Tom Magnuson, a NC Humanities fellow and Davidson County historian with a wealth of knowledge about trading paths in the area, will be speaking on Saturday, November 8th at the Denton Town Hall at 2pm. Magnuson hopes to provide Denton residents with some insight into how the role that their community played in the trade of goods in the early days. For more information about this event, please contact Barbara Hogan, 336-859-4269.
More info on Tom Magnuson and his work, from the NC Humanities Speakers Bureau Catalog:
Trading paths were a system of centuries-old trails and river crossings linking the Chesapeake Bay region and Catawba, Cherokee and other American Indian towns in the Carolinas and Georgia. During England's first contact with Native Americans between 1585 and 1750, a substantial
population of Indians, Europeans, and Africans in the southeast blended cultures and populations to produce many of the characteristics we now call southern. Quakers, former indentured servants and runaway slaves, whole families outlawed in Virginia, and opportunists of all stripes found
a place in Carolina. The trading paths served to join these cultures, and areas surrounding the paths were meccas of settlement for both American Indians and Europeans.

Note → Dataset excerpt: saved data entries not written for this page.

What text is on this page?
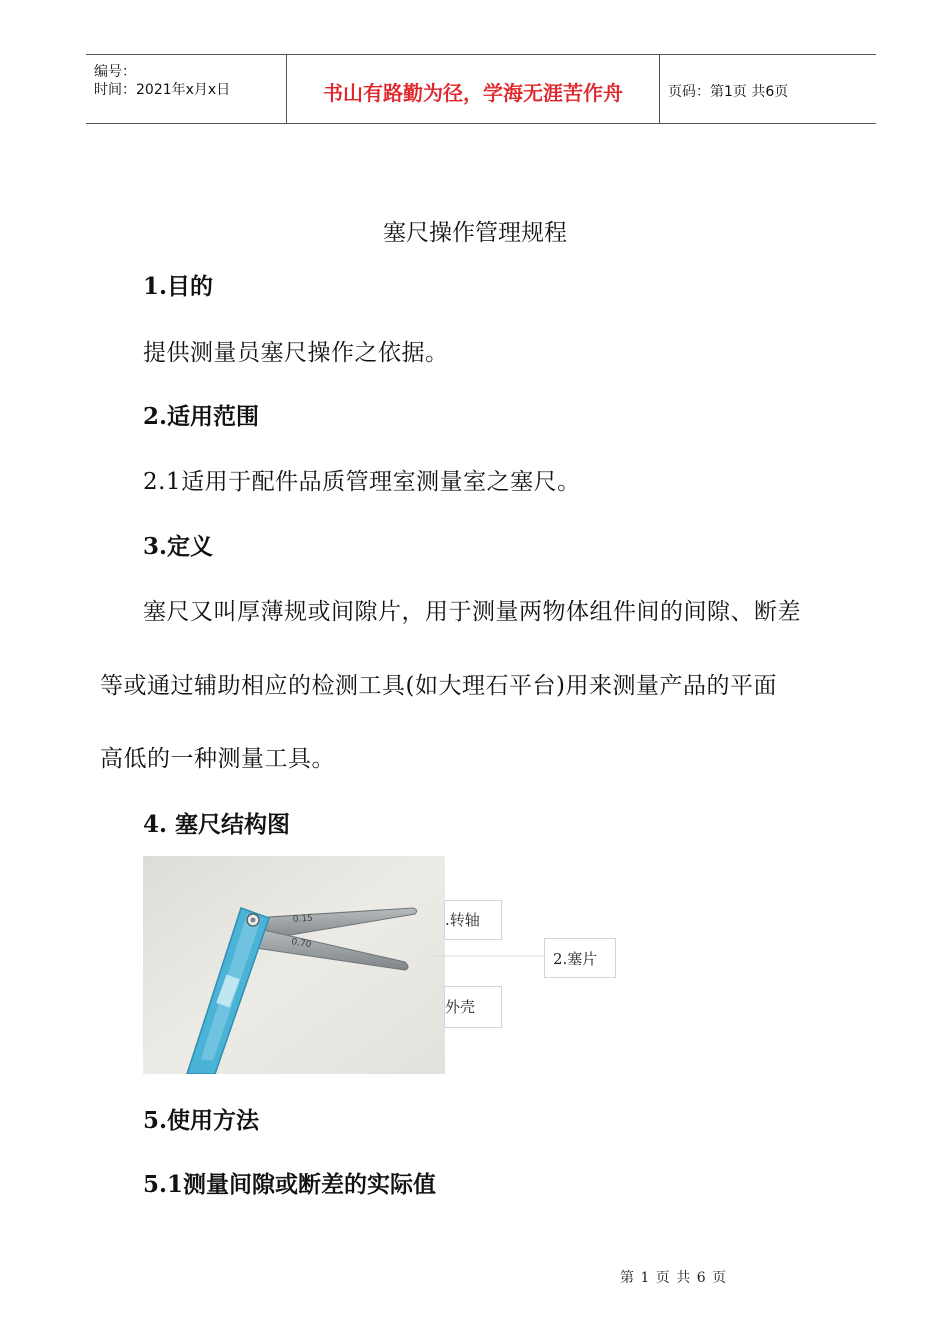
编号：
时间：2021年x月x日	书山有路勤为径，学海无涯苦作舟	页码：第1页 共6页
塞尺操作管理规程
1.目的
提供测量员塞尺操作之依据。
2.适用范围
2.1适用于配件品质管理室测量室之塞尺。
3.定义
塞尺又叫厚薄规或间隙片，用于测量两物体组件间的间隙、断差
等或通过辅助相应的检测工具(如大理石平台)用来测量产品的平面
高低的一种测量工具。
4. 塞尺结构图
0.15
0.70
.转轴
2.塞片
外壳
5.使用方法
5.1测量间隙或断差的实际值
第 1 页 共 6 页
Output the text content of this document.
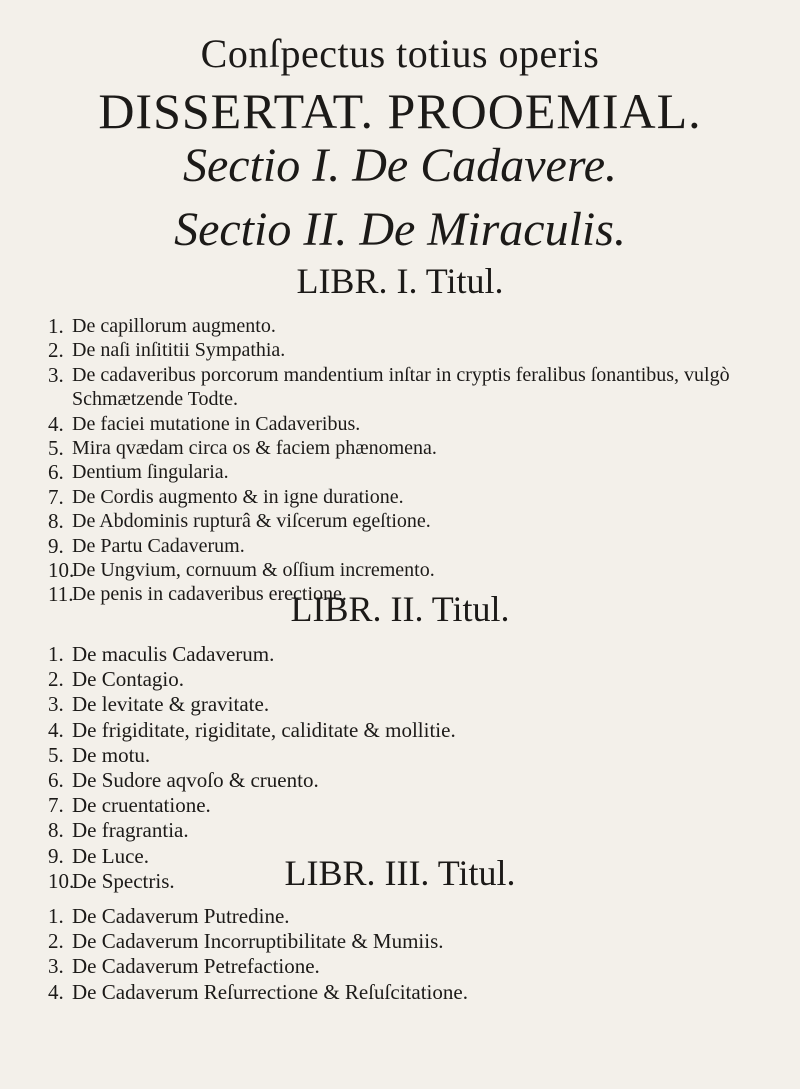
Conſpectus totius operis
DISSERTAT. PROOEMIAL.
Sectio I. De Cadavere.
Sectio II. De Miraculis.
LIBR. I. Titul.
1. De capillorum augmento.
2. De naſi inſititii Sympathia.
3. De cadaveribus porcorum mandentium inſtar in cryptis feralibus ſonantibus, vulgò Schmætzende Todte.
4. De faciei mutatione in Cadaveribus.
5. Mira qvædam circa os & faciem phænomena.
6. Dentium ſingularia.
7. De Cordis augmento & in igne duratione.
8. De Abdominis rupturâ & viſcerum egeſtione.
9. De Partu Cadaverum.
10.
De Ungvium, cornuum & oſſium incremento.
11.
De penis in cadaveribus erectione.
LIBR. II. Titul.
1. De maculis Cadaverum.
2. De Contagio.
3. De levitate & gravitate.
4. De frigiditate, rigiditate, caliditate & mollitie.
5. De motu.
6. De Sudore aqvoſo & cruento.
7. De cruentatione.
8. De fragrantia.
9. De Luce.
10.
De Spectris.	LIBR. III. Titul.
1. De Cadaverum Putredine.
2. De Cadaverum Incorruptibilitate & Mumiis.
3. De Cadaverum Petrefactione.
4. De Cadaverum Reſurrectione & Reſuſcitatione.
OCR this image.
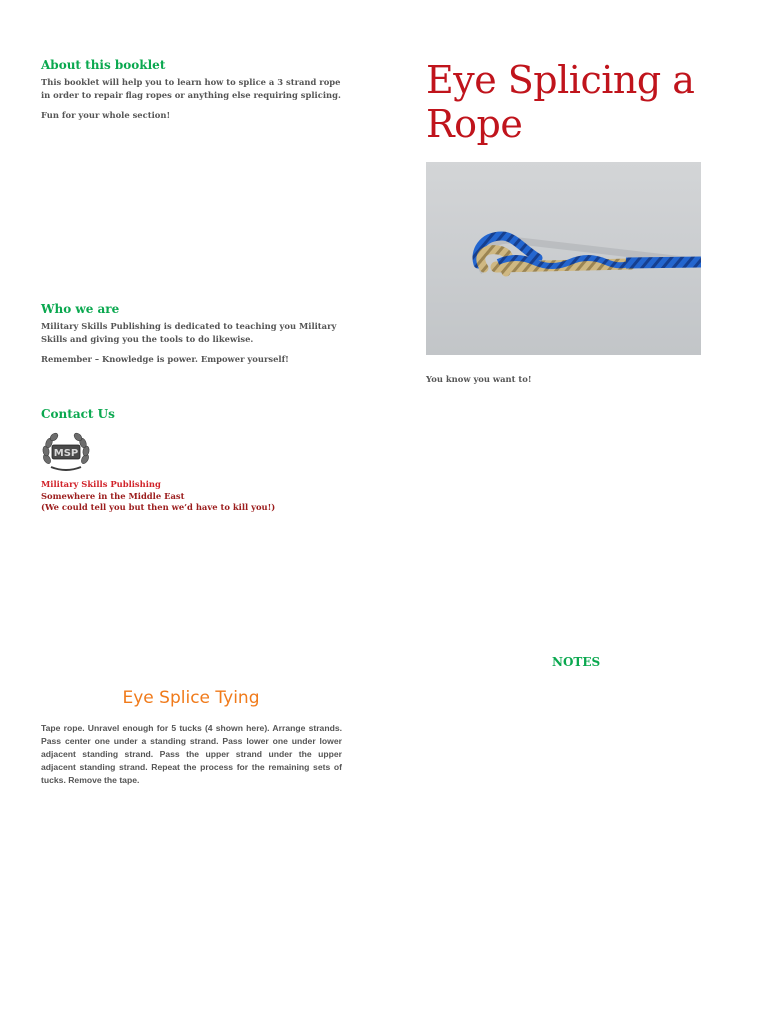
About this booklet

This booklet will help you to learn how to splice a 3 strand rope in order to repair flag ropes or anything else requiring splicing.

Fun for your whole section!

Who we are

Military Skills Publishing is dedicated to teaching you Military Skills and giving you the tools to do likewise.

Remember – Knowledge is power. Empower yourself!

Contact Us
MSP
Military Skills Publishing
Somewhere in the Middle East
(We could tell you but then we’d have to kill you!)
Eye Splicing a Rope
You know you want to!
NOTES
Eye Splice Tying
Tape rope. Unravel enough for 5 tucks (4 shown here). Arrange strands. Pass center one under a standing strand. Pass lower one under lower adjacent standing strand. Pass the upper strand under the upper adjacent standing strand. Repeat the process for the remaining sets of tucks. Remove the tape.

Later roads were constructed along these same routes. Thus,
it is highly probable that much of our history and most of our stories start on a road, are at least in part about a road, and depend on a road. As a result, finding old trading paths is synonymous with finding the material remainders of our earliest history which remains largely a mystery. In this program, Tom Magnuson describes the process and the
importance of finding, recording, and preserving these early roads.